Oft unterschlagen bei Fernsehbildern: Nachdem einer der Angeklagten von Freisler niedergebrüllt wurde als „schäbiger Lump“, sagte er leise aber vernehmbar
„jetzt nicht mehr“,
weil er ja mittlerweilen Widerstand geleistet und mit seinem Leben dafür gezahlt hatte, womit er sagen wollte, daß er tatsächlich ein schäbiger Lump gewesen war, aber nur solange er dem System gedient hatte.

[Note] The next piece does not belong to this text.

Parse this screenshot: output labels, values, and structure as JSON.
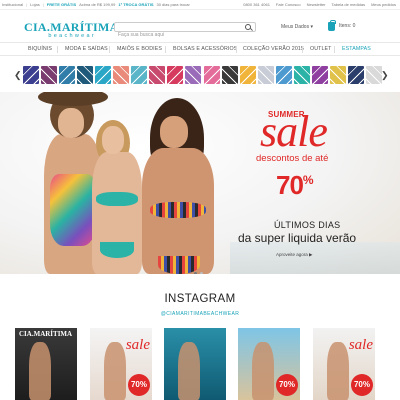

In diesem Sinne: Es lebe nicht unser heiliges Deutschland, wohl aber derjenige Teil, der sich, gleich welcher Meinung er sein mag, noch einen gewissen Anstand bewahrt hat in der öffentlichen Debatte.

Walter Frank
Walter Frank
1 Jahr zuvor

Ich möchte Ihre Bewertung Ihres Beitrages loben.
Es gibt aus historisch philogischer Sicht auch noch die Bedeutung des Lumpen die sich nicht aus der jeweiligen Kleiderordnung ergibt, sondern den Carakter eines Menschen aufzeigt.
Die Bedeutung eines Lumpen im 19.tem Jahrhundert bezog sich auf einen carakterlosen und unempathischen egoistischen Menschen und hatte nichts mit den Kleidern zu tun.
Marx meinte mit Lumpenproletariat Menschen die dem carakterlosem willkürlichen Mop zuzurechnen waren.